The mela is seen as a symbol of the shared past of the two countries. The legend goes that some criminals beheaded Baba Chamliyal and dropped his corpse at Saidanwali, now in Pakistan, approximately 400 meters from where his tomb stands in Chamliyal village today. Baba’s head was left at Chamliyal; hence, both the places gained religious importance over the years.
Subsequently one of the Baba’s disciplines suffering from incurable skin disease remembered him. The mystic appeared in his dream and asked him to apply shakkar as well as sharbat from his shrine complex on his body. The disciple followed the instructions and within next few days he was completely cured. Since then, the shrine gained enormous faith of people of various religions.
Last year, more than 1,50,000 devotees from across Jammu region and neighbouring Punjab, Haryana, Himachal Pradesh and beyond turned up at the mystic’s mausoleum to pay obeisance despite the scorching heat. On the other side of the border, thousands of people converged at Saidanwali to pray at a replica of the Baba Chamliyal’s tomb built after restrictions were imposed on the Pakistani devotees visit.

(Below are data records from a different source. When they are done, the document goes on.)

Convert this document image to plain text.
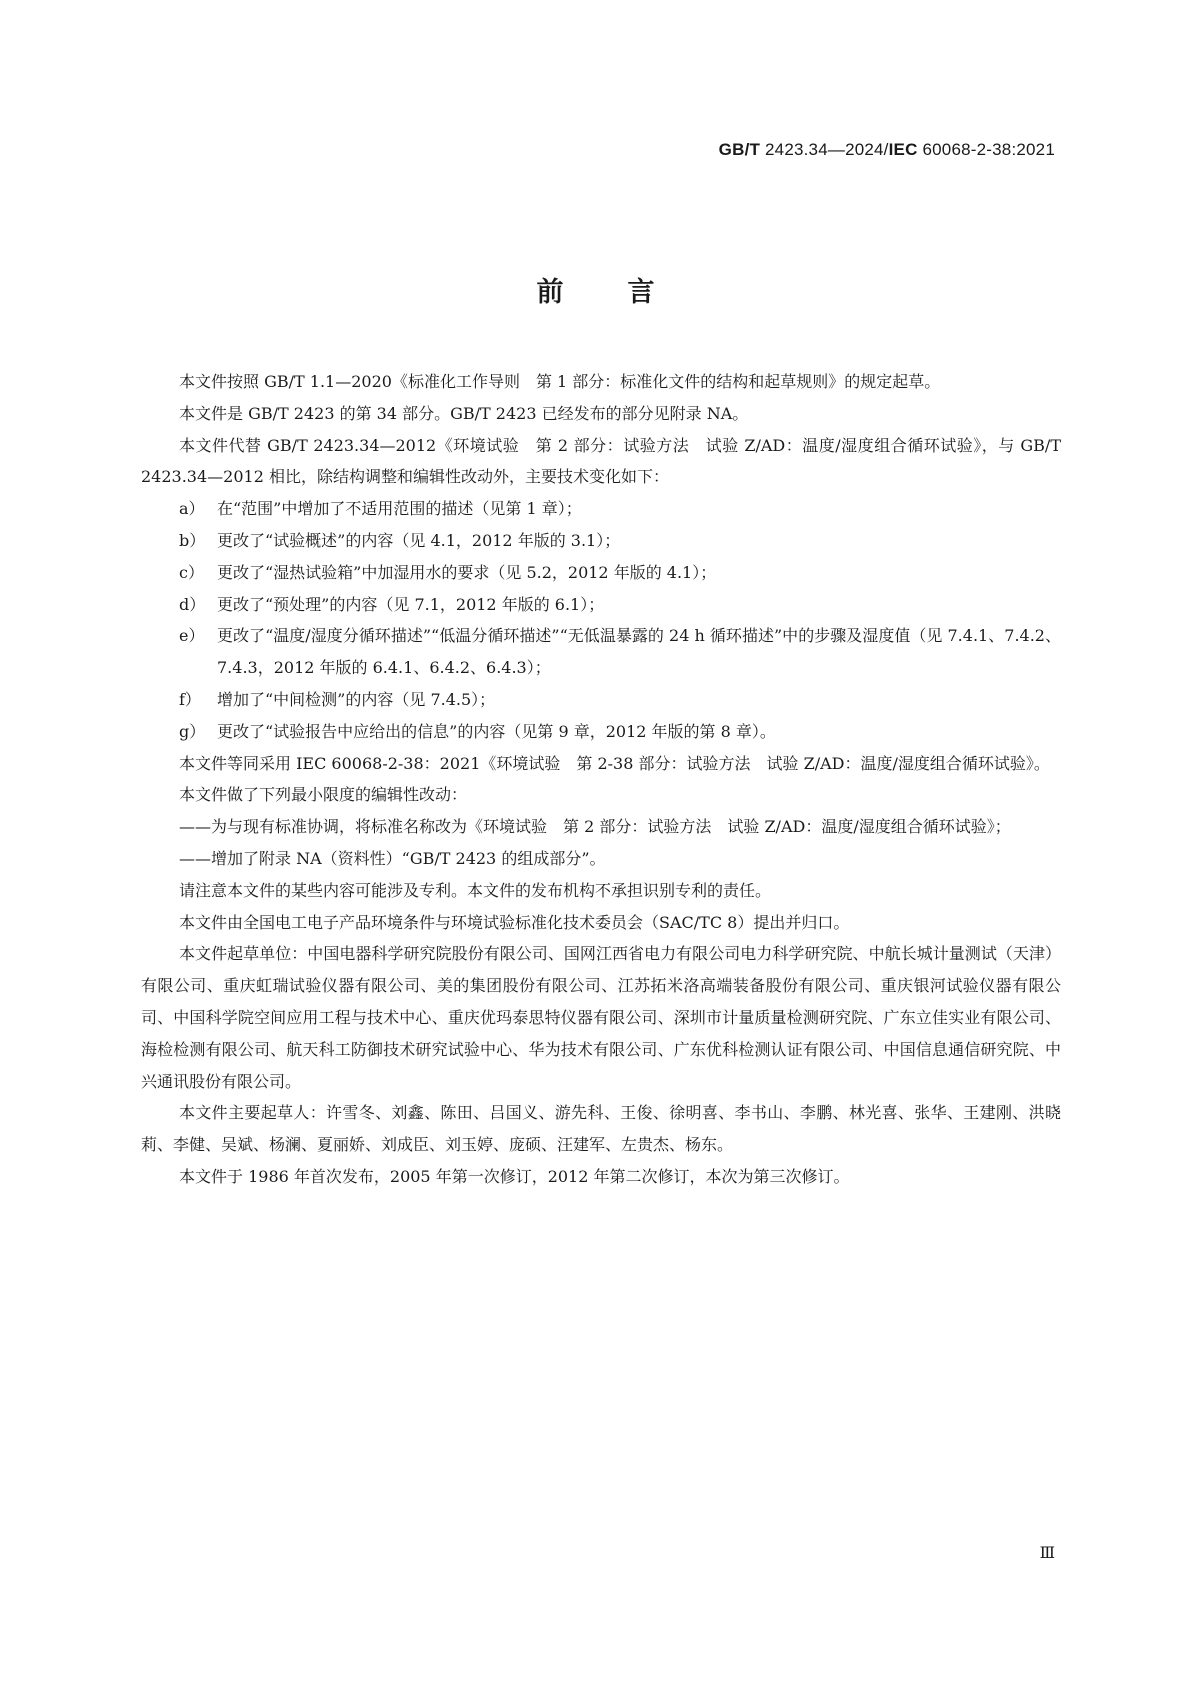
GB/T 2423.34—2024/IEC 60068-2-38:2021
前言

本文件按照 GB/T 1.1—2020《标准化工作导则　第 1 部分：标准化文件的结构和起草规则》的规定起草。

本文件是 GB/T 2423 的第 34 部分。GB/T 2423 已经发布的部分见附录 NA。

本文件代替 GB/T 2423.34—2012《环境试验　第 2 部分：试验方法　试验 Z/AD：温度/湿度组合循环试验》，与 GB/T 2423.34—2012 相比，除结构调整和编辑性改动外，主要技术变化如下：

a） 在“范围”中增加了不适用范围的描述（见第 1 章）；

b） 更改了“试验概述”的内容（见 4.1，2012 年版的 3.1）；

c） 更改了“湿热试验箱”中加湿用水的要求（见 5.2，2012 年版的 4.1）；

d） 更改了“预处理”的内容（见 7.1，2012 年版的 6.1）；

e） 更改了“温度/湿度分循环描述”“低温分循环描述”“无低温暴露的 24 h 循环描述”中的步骤及湿度值（见 7.4.1、7.4.2、7.4.3，2012 年版的 6.4.1、6.4.2、6.4.3）；

f） 增加了“中间检测”的内容（见 7.4.5）；

g） 更改了“试验报告中应给出的信息”的内容（见第 9 章，2012 年版的第 8 章）。

本文件等同采用 IEC 60068-2-38：2021《环境试验　第 2-38 部分：试验方法　试验 Z/AD：温度/湿度组合循环试验》。

本文件做了下列最小限度的编辑性改动：

——为与现有标准协调，将标准名称改为《环境试验　第 2 部分：试验方法　试验 Z/AD：温度/湿度组合循环试验》；

——增加了附录 NA（资料性）“GB/T 2423 的组成部分”。

请注意本文件的某些内容可能涉及专利。本文件的发布机构不承担识别专利的责任。

本文件由全国电工电子产品环境条件与环境试验标准化技术委员会（SAC/TC 8）提出并归口。

本文件起草单位：中国电器科学研究院股份有限公司、国网江西省电力有限公司电力科学研究院、中航长城计量测试（天津）有限公司、重庆虹瑞试验仪器有限公司、美的集团股份有限公司、江苏拓米洛高端装备股份有限公司、重庆银河试验仪器有限公司、中国科学院空间应用工程与技术中心、重庆优玛泰思特仪器有限公司、深圳市计量质量检测研究院、广东立佳实业有限公司、海检检测有限公司、航天科工防御技术研究试验中心、华为技术有限公司、广东优科检测认证有限公司、中国信息通信研究院、中兴通讯股份有限公司。

本文件主要起草人：许雪冬、刘鑫、陈田、吕国义、游先科、王俊、徐明喜、李书山、李鹏、林光喜、张华、王建刚、洪晓莉、李健、吴斌、杨澜、夏丽娇、刘成臣、刘玉婷、庞硕、汪建军、左贵杰、杨东。

本文件于 1986 年首次发布，2005 年第一次修订，2012 年第二次修订，本次为第三次修订。

Ⅲ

Earlier this week, field commanders of the BSF and PR met during a flag meeting to discuss the modalities of the fair. BSF’s Happy Verma and PR’s Muhammad Irfan represented the two sides which agreed to ensure “complete peace” along the border during the fair.
The J&K government is also getting ready for the mela. On June 8, minister for industries and commerce Chander Prakash Ganga kickstarted blacktopping work on 7 km Abtal to Baba Chamliyal road ahead of the annual fair. “The work involving a cost of `2.80 crore has been taken up to provide smooth access to the devotees during the mela,” Mr Ganga said. The government is also laying tiles in the shrine premises at a cost of `2 lakh.
In fact, come fourth Thursday of June, Indians and Pakistanis put behind all bitterness and antipathy the Partition begot for the sub-continent.